I spoon fed people a lot. Spoon fed them meat that had been blended into a liquid and thin mixed with Thick-It to give it a jell-o like consistency. I cleaned up a lot of vomit, piss and shit. I listened to a lot of complaining and incoherent nonsense.

I also made some great friends with the more cognizant residents, heard hundreds of fantastic stories, played old waltzes on the piano during lunch and watched residents smile in recognition, sat and watched the birds with folks who had nothing left to do but watch the birds.

The thing is, someone has to do this work - so if you're thinking about doing it, know what to expect, but also know the great service you'd be doing. In other parts of the world, families and towns take care of their elders. In America, we have grown accustomed to sending them away - and so it's up to people like you to stand up and be the surrogate children for these people during their final years or months or days. It is a difficult but noble thing to do.
posted by Lutoslawski at 5:06 PM on November 27, 2010 [1 favorite]


It depends what type of work you're talking about. You mention volunteering, so if you mean playing cards or bringing pets to hang out with the residents, that would probably be pretty fun. But if you're talking about working as a nurse or nurse's aide, that's very different.

My first job out of nursing school was at a nursing home, and it was a pretty typical one--poorly managed, understaffed, and populated with some very unfortunate souls. Some nurses take nursing home jobs because they're perceived to be "easier", and indeed, some of the nurses there did nothing other than pop pills and sit at the nurse's station. But on the subacute floor, where I worked, there were lots of treatments, wounds, IVs, etc. to attend to, so it was extremely busy and physical. I got burned out very quickly due to an enormous patient load, which is quite common in nursing homes. I just didn't feel I had enough time or support to provide safe care, especially since I was a new grad and not entirely confident yet.

I need to give a special shout-out here to CNAs/PCAs/nursing assistants by any other name who work in nursing homes: these people are among the hardest working and least rewarded in the world. Nursing is hard, but the aides are generally the ones emptying the bed pans, doing the feeding and bathing, and getting the brunt of the patients' bad moods, all while making next to no money and getting no respect. The good ones deserve endless accolades.

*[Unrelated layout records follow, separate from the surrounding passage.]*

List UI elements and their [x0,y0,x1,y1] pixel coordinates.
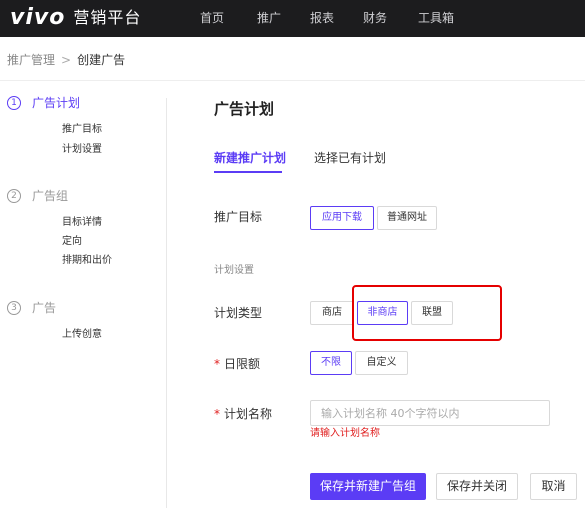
step-3-number-icon: 3 [7,301,21,315]
promotion-goal-label: 推广目标 [214,210,263,224]
step-1-sub-promotion-goal[interactable]: 推广目标 [62,123,102,137]
header-divider [0,80,585,81]
tab-new-plan[interactable]: 新建推广计划 [214,150,286,166]
breadcrumb-current: 创建广告 [77,53,126,67]
daily-budget-label-text: 日限额 [224,357,261,371]
step-divider-line [166,98,167,508]
nav-item-home[interactable]: 首页 [200,10,224,26]
nav-item-promotion[interactable]: 推广 [257,10,281,26]
step-1-title[interactable]: 广告计划 [32,95,80,111]
plan-type-option-store[interactable]: 商店 [310,301,354,325]
step-2-sub-targeting[interactable]: 定向 [62,235,82,249]
step-3-sub-upload-creative[interactable]: 上传创意 [62,328,102,342]
active-tab-indicator [214,171,282,173]
brand-logo[interactable]: vivo 营销平台 [10,6,141,30]
cancel-button[interactable]: 取消 [530,473,577,500]
step-2-sub-schedule-bid[interactable]: 排期和出价 [62,254,112,268]
plan-name-error: 请输入计划名称 [310,428,380,439]
save-and-close-button[interactable]: 保存并关闭 [436,473,518,500]
platform-name: 营销平台 [73,8,142,27]
step-1-sub-plan-settings[interactable]: 计划设置 [62,143,102,157]
daily-budget-label: * 日限额 [214,356,260,372]
required-mark: * [214,407,220,421]
step-3-title[interactable]: 广告 [32,300,56,316]
breadcrumb-separator-icon: > [61,53,72,67]
promotion-goal-option-app-download[interactable]: 应用下载 [310,206,374,230]
daily-budget-option-unlimited[interactable]: 不限 [310,351,352,375]
breadcrumb: 推广管理 > 创建广告 [7,52,125,68]
breadcrumb-parent-link[interactable]: 推广管理 [7,52,55,68]
promotion-goal-option-url[interactable]: 普通网址 [377,206,437,230]
plan-name-label-text: 计划名称 [224,407,273,421]
tab-existing-plan[interactable]: 选择已有计划 [314,150,386,166]
step-2-title[interactable]: 广告组 [32,188,68,204]
step-2-sub-target-details[interactable]: 目标详情 [62,216,102,230]
nav-item-toolbox[interactable]: 工具箱 [418,10,454,26]
step-1-number-icon: 1 [7,96,21,110]
nav-item-finance[interactable]: 财务 [363,10,387,26]
top-navigation-bar: vivo 营销平台 首页 推广 报表 财务 工具箱 [0,0,585,37]
vivo-logo: vivo [10,5,66,30]
daily-budget-option-custom[interactable]: 自定义 [355,351,408,375]
panel-title: 广告计划 [214,100,275,118]
annotation-highlight-box [352,285,502,341]
plan-type-label: 计划类型 [214,306,263,320]
plan-name-label: * 计划名称 [214,406,272,422]
required-mark: * [214,357,220,371]
save-and-new-group-button[interactable]: 保存并新建广告组 [310,473,426,500]
nav-item-reports[interactable]: 报表 [310,10,334,26]
plan-name-input[interactable] [310,400,550,426]
plan-settings-section-label: 计划设置 [214,265,254,276]
step-2-number-icon: 2 [7,189,21,203]
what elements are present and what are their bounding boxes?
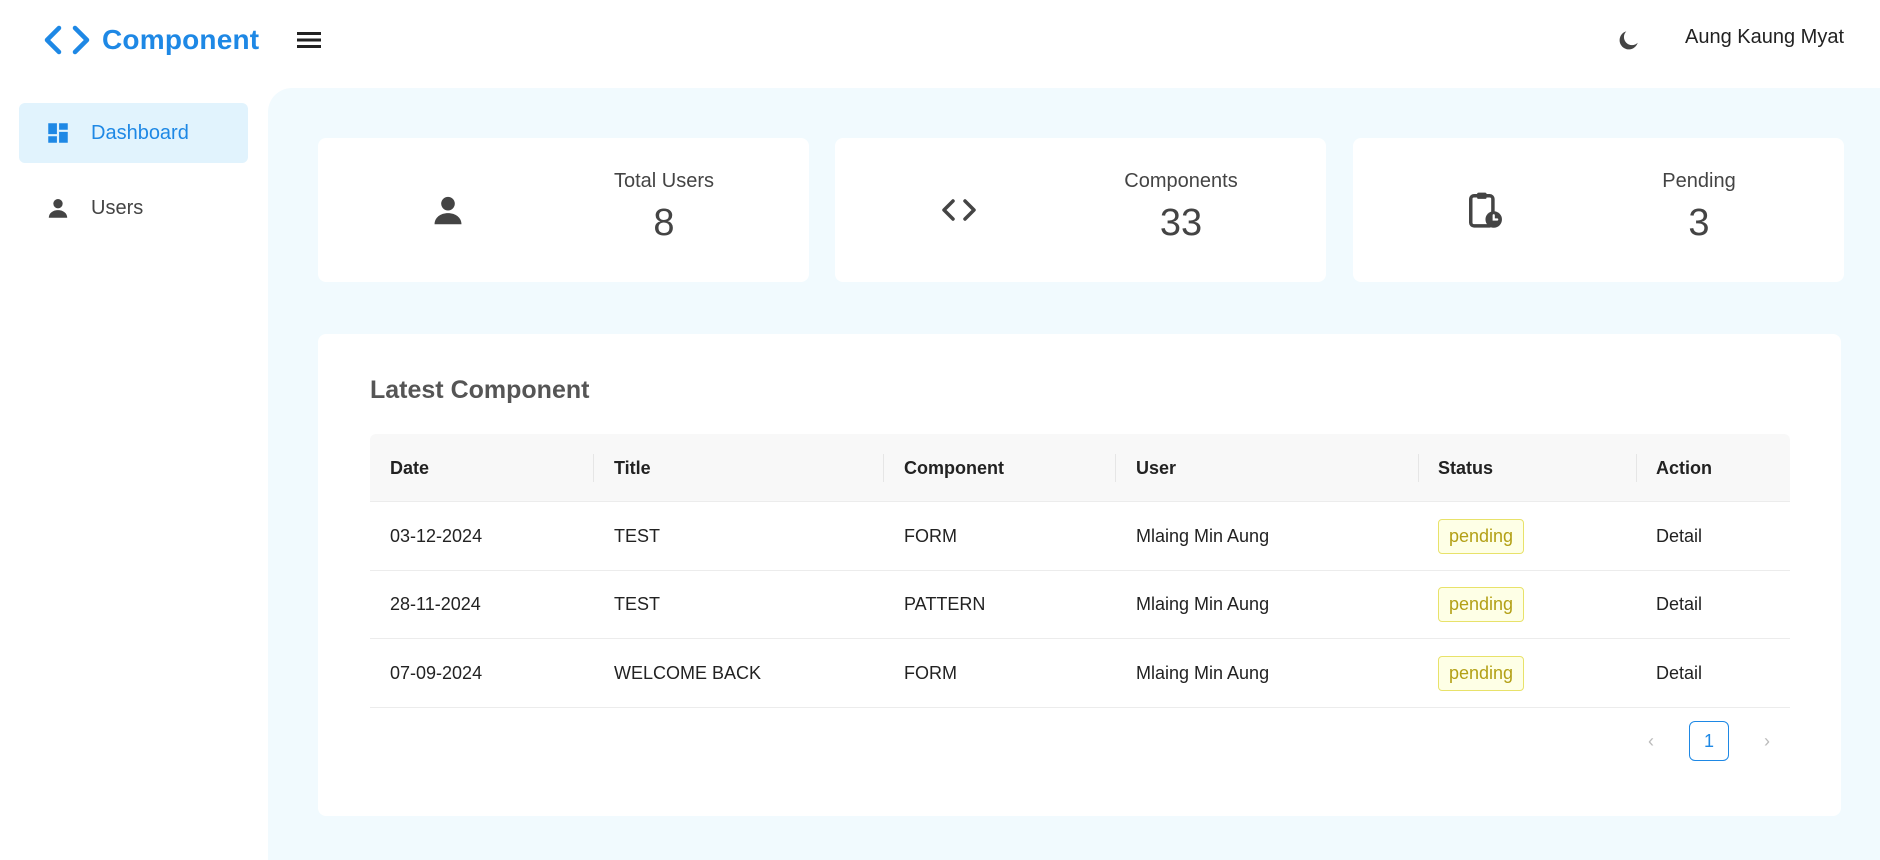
column-header-date[interactable]: Date <box>390 434 429 502</box>
stat-label: Total Users <box>613 170 715 192</box>
cell-component: FORM <box>904 662 957 683</box>
dashboard-icon <box>48 123 68 143</box>
hamburger-icon <box>297 32 321 48</box>
column-header-title[interactable]: Title <box>614 434 651 502</box>
component-table: Date Title Component User Status Action … <box>370 434 1790 708</box>
status-badge: pending <box>1438 655 1525 691</box>
main-content: Total Users 8 Components 33 Pending 3 La… <box>268 88 1880 860</box>
cell-date: 07-09-2024 <box>390 662 483 683</box>
status-cell: pending <box>1438 502 1525 570</box>
cell-date: 28-11-2024 <box>390 594 481 614</box>
column-header-action: Action <box>1656 457 1712 478</box>
column-header-status[interactable]: Status <box>1438 434 1493 502</box>
detail-link[interactable]: Detail <box>1656 571 1702 639</box>
stat-label: Pending <box>1662 170 1736 192</box>
sidebar-item-dashboard[interactable]: Dashboard <box>19 103 248 163</box>
pagination: ‹ 1 › <box>1637 721 1781 761</box>
brand-logo[interactable]: Component <box>42 20 259 60</box>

If you've got the balls, it can be incredibly rewarding and you can make such a difference in the lives of people who have literally no one else in the world. It can be depressing, but it's all in how you choose to look at it. For me, the most depressing part was the suckiness of the way the place was managed, not the actual patient care. I still think about specific patients sometimes, wondering if they're still alive and hoping that there are some great staff still there caring for them.
posted by tetralix at 5:12 PM on November 27, 2010


You have to find a good nursing home. In high school I was taking a vocational course to get my CMA. They put me in a nursing home where all they did was get people up and dressed and then left them in their wheelchairs in the hallway. I lasted 3 days before I broke down crying and asked my teacher to get me moved out of there. All I could think was that these people used to have meaningful lives and now are treated with no dignity at all.

The work is hard. In addition to all the unglamorous bodily fluids, there is a lot of lifting and sweating.

But when we as a class volunteered to sing Christmas carols there, good God, did I love that... it was the best thing in the world.